Regarding Step 3 in the scenario you've posted:
Bob sees only one padlock which he unlocks with his key. He knows that Alice had the box as only she could have taken her padlock off.
This is not guaranteed and must not be assumed: Alice could have sent the exact same message to other people, and those other people could have encrypted the message with Bob's public-key and then forwarded it to Bob - if Bob receives one of those messages then there is absolutely no indication it actually came from Alice or that he was the original intended recipient.
This is why, for example, S/MIME for e-mail requires the entire message body and headers to be included in the message hash (in S/MIME this is actually done by copying certain headers like To:
, Subject:
, From:
, etc into the message and then hashing and encrypting that) - so while the adage that anyone can encrypt anything with someone's public-key, so long as the message is also signed by the sender then at least this approach preserves information about the intended recipient in addition to the actual sender.
Example scenarios:
- Alice wants to send a non-secret newsletter that can be redistributed by anyone:
- Alice would sign her newsletter content with her private-key.
- Anyone is able to redistribute (copy, forward, etc) this newsletter, and provided they keep the signature attached to the newsletter then anyone who receives it can be sure it originated with Alice.
- Because anyone could simply remove Alice's signature and replace it with their own, Alice can prove she originated the message by getting a signed timestamp signature, as anyone else who subsequently signs the same message (after removing Alice's signature) would have a higher timestamp.
- Note that this requires the use of a widely-trusted source of time information. Without a trusted source of timestamps the only solution in a zero-trust distributed system is by using a distributed ledger (aka blockchain) - which is another topic in itself.

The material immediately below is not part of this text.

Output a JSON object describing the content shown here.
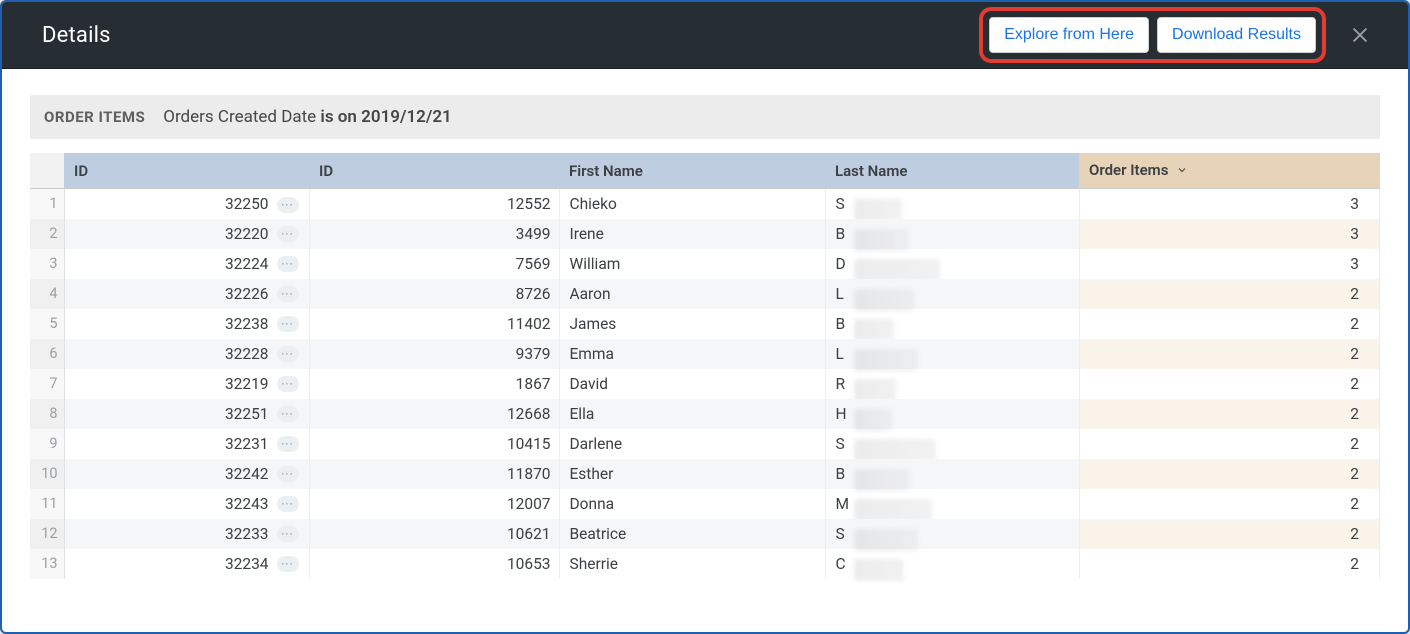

- Alice wants to send a secret message to a single individual recipient (Bob):
- Alice would encrypt her message using Bob's public-key.
- Alice should also sign the message to allow Bob to know the message came from her and to ensure the message isn't tampered with in-transit.
- Note that nothing stops Bob from redistributing the message after decrypting it - encryption still relies on trust: encryption can't protect data if you can't trust the intended recipient of a secret message to actually keep it secret.
- Note that there is little point to encrypting a message using PKI without also signing it because (strictly speaking) encryption doesn't ensure message integrity (i.e. changing random bytes in an encrypted message in most crypto-systems will result in changed output (usually garbled output though, but some crypto-schemes like ECB mode can be successfully attacked without knowing any of the secret keys).